November 10, 2017 at 07:55 pm
Jenniffer B. Austria
Eagle Cement Corp., the listed cement company owned by billionaire Ramon Ang, posted a net income of P3.3 billion in the first nine months of 2017, up eight percent from P3.06 billion year-on-year, despite lower cement prices following stiff competition.
Excluding expenses related the company’s recent initial public offering, core net income increased by 10 percent.
Eagle Cement said in a disclosure to the stock exchange the healthy nine-month profit was on the back of double digit growth in sales volume.
Nine-month net sales increased 12 percent to P11.24 billion from ₱10.05 billion in the first nine months of 2016 as the 20 percent increase in sales volume partially offset the continued decline in the average selling price of cement compared with last year’s average.
Aside from increased competition among local cement producers, the industry is also facing competition from cheap imports.

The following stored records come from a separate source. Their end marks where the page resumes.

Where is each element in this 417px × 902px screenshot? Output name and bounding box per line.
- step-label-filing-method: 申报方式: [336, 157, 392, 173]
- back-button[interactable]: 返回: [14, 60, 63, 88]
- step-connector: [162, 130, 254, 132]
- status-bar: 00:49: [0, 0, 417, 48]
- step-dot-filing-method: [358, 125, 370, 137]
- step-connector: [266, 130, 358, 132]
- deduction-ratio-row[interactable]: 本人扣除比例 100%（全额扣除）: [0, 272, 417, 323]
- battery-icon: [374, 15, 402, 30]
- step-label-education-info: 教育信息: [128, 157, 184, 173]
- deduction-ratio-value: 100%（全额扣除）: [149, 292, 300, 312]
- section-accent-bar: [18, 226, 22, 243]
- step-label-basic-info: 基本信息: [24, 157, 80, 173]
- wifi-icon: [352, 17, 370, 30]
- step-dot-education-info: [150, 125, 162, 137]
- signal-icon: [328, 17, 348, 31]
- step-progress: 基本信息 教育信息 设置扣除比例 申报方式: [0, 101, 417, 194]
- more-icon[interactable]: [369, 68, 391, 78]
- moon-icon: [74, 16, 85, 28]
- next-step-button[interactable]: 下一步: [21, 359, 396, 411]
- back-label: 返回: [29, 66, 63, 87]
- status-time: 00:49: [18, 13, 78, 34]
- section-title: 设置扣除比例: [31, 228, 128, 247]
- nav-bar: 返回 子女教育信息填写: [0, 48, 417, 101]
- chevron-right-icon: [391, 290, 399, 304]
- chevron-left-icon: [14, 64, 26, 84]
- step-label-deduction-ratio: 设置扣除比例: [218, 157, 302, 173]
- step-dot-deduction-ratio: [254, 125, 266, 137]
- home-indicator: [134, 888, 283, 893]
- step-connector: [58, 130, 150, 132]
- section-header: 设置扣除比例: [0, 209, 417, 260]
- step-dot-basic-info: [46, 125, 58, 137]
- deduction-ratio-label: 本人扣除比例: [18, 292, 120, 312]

“Nevertheless, Eagle’s advantage of having a new and state-of-the-art plant as well as its prudent cost structure help keep the profitability above expectation,” the the company said
“Also, with its third production line in Bulacan to be commissioned in 2018, Eagle is best poised to withstand the imports threat,” it added.
The third production line in Bulacan has a production capacity of 2 million metric tons and will boost the group’s total capacity to 7.1 million MT.
It will also break ground on its newest cement plant in Cebu this year.
Other cement companies, like Cemex Philippines and Holcim Philippines, earlier reported declines in their profits in the first nine months of the year, citing weak demand and a steep decline in prices.
Net income of Cemex Holdings dropped 63 percent in the first nine months to P688 million while Holcim Philippines registered a 57.6 percent decline to P2.3 billion.
Eagle Cement, meanwhile, is managing costs to maintain its margins. Cost of goods sold in the nine months ending September 30, 2017 rose 19 percent, slower than the 23-percent increase in volume due to a lower cost per bag.